1968 Texas Senate election

15 out of 31 seats in the Texas Senate 16 seats needed for a majority
|  | Majority party | Minority party |
| Party | Democratic | Republican |
| Last election | 30 | 1 |
| Seats before | 29 | 2 |
| Seats won | 13 | 2 |
| Seats after | 29 | 2 |
| Seat change | Steady | Steady |
| Popular vote | 857,379 | 312,743 |
| Percentage | 73.27% | 26.73% |
| Swing | −10.13% | +11.06% |
- Senate results by district Democratic hold Republican hold No election
| President pro tempore before election Democratic | Elected President pro tempore Democratic |

= 1968 Texas Senate election =

The 1968 Texas Senate election was held on November 5, 1968, to determine which party would control the Texas Senate for the following two years in the 61st Texas Legislature. 15 of the 31 seats in the Texas Senate were up for election to four-year terms. Democrats maintained their majority in the Senate, but Republicans gained one seat compared to the 1966 elections, winning a total of two.

== Background ==
Democrats had controlled the Texas Senate since the 1872 elections. The chamber's membership had undergone a massive overhaul after the 1966 elections due to redistricting. This greatly shifted political power away from rural areas, which had held disproportionate power due to malapportionment, towards the state's growing urban and suburban areas. As a consequence, the chamber saw the election of its first African American member of the 20th century and its first Republican since 1924.
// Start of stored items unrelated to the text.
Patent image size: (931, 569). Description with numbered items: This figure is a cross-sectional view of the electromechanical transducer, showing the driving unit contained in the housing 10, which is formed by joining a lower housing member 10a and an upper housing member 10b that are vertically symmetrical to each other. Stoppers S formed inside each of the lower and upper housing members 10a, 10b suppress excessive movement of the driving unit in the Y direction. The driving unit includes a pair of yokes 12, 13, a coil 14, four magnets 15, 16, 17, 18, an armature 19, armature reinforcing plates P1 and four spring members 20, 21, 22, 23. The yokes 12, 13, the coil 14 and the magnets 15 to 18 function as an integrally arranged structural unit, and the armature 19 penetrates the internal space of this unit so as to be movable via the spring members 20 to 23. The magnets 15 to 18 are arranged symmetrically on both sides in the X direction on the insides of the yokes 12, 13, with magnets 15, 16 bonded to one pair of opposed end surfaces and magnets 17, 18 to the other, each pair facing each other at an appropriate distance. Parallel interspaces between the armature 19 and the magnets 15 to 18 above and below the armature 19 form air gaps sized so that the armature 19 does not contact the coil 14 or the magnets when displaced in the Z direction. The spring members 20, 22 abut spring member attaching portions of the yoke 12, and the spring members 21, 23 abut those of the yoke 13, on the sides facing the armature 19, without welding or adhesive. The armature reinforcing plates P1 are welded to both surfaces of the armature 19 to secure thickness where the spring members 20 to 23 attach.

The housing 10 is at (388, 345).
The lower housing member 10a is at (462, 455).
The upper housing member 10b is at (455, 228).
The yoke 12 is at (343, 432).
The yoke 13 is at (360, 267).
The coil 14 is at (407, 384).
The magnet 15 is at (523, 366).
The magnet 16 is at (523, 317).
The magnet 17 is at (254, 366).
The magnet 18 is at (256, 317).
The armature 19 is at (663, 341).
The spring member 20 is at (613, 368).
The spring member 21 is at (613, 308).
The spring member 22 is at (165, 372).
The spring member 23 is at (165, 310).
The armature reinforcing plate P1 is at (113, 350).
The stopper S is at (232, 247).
=== District 8 special election ===
George Parkhouse, the Democrat who had represented Dallas County in the Senate since 1951, died in August 1967. Republican Ike Harris, whom Parkhouse had narrowly defeated in 1966, easily won the special election held on November 11 to succeed him, flipping the seat and becoming the chamber's second Republican member.

District 8 special election
| Candidate |  | Votes | % |
|---|---|---|---|
| Ike Harris |  | 15,105 | 70.82% |
| Bill Harris |  | 3,718 | 17.43% |
| Horace Houston |  | 1,114 | 5.22% |
| Minor candidates |  | 1,391 | 6.52% |
| Total votes |  | 21,328 | 100.00% |

== Results ==
Democrats maintained near-complete control of the chamber, but Republicans continued their gradual growth in the state, holding both of their seats in the chamber.